The Data Subject has the following rights:

• Right of access: the right to access their personal data. The Company reserves the right to charge administrative fees in case of request for multiple copies of information, within the limit of reproduction cost;
• Right to rectification: the right to obtain, without undue delay, rectification of personal data;
• Right to erasure: the right to obtain, without undue delay, erasure of personal data;
• Right to restriction of processing: the right to require restriction of processing of their personal data;
• Right to data portability: the right to require portability of all or part of their personal data;
• Right to object: the right to object to the processing of their personal data;
• Post-mortem directives: the right to define directives relating to the conservation, erasure and communication of their personal data after death.

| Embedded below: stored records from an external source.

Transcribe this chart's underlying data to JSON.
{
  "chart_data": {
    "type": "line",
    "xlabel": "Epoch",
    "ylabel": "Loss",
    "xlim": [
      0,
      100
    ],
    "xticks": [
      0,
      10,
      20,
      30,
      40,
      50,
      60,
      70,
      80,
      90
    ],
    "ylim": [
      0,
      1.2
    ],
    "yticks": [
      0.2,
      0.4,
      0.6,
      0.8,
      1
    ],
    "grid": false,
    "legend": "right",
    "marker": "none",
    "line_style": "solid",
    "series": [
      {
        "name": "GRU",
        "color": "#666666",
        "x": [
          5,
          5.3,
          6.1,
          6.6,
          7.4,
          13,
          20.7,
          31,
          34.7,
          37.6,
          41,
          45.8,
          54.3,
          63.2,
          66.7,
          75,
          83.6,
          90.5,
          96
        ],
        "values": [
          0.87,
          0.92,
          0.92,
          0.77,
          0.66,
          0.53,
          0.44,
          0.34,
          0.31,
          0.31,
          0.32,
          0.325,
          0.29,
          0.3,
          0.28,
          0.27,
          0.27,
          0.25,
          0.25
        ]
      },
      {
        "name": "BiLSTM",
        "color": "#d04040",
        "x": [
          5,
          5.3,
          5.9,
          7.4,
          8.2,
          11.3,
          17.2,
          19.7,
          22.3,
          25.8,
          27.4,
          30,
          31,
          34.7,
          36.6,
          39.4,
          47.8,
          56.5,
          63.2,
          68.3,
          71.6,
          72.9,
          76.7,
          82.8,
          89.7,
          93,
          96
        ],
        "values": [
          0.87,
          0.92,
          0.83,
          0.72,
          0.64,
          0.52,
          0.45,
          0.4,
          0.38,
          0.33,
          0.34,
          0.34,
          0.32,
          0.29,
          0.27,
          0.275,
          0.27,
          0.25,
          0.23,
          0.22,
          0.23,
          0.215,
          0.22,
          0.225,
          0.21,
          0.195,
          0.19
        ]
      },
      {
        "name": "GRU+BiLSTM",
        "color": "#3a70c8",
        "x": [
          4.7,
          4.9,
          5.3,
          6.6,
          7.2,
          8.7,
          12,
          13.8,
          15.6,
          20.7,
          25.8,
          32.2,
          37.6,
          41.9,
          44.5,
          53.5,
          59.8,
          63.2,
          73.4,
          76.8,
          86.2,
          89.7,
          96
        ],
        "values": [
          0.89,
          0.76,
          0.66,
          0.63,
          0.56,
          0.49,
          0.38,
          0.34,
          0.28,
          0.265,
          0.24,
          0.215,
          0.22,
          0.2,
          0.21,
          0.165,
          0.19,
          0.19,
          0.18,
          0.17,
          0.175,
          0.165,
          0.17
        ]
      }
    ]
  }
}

When the Data Subject wishes to exercise one of these rights, they should send an email to the data controller at the following address: reclamation@toxseek.com.

In all cases, the data controller undertakes to allow the Data Subject to exercise their rights without undue delay.

The Company implements data security methods to guarantee the confidentiality of collected information.

Personal data transfers between the Company and its partners use encryption protocols that guarantee the confidentiality of the exchange.

In accordance with articles L.1111-8 and R.1111-9 to R.1111-15-1 of the Public Health Code, the Company's host benefits from accreditation for hosting health data on digital media. The HDS certification number is FR050438.

The Company undertakes to implement appropriate technical and organizational security measures to combat loss, destruction, publication or access by unauthorized persons to the Data Subject's personal data.

The Company does not transfer any personal data outside the territory of the European Union, except in the case where, after information and consent from the client, data would be transmitted to the EDH group.

Minors can only place orders with the Company through their legal representative. However, they benefit from appropriate prior information, which precedes the collection of their personal data.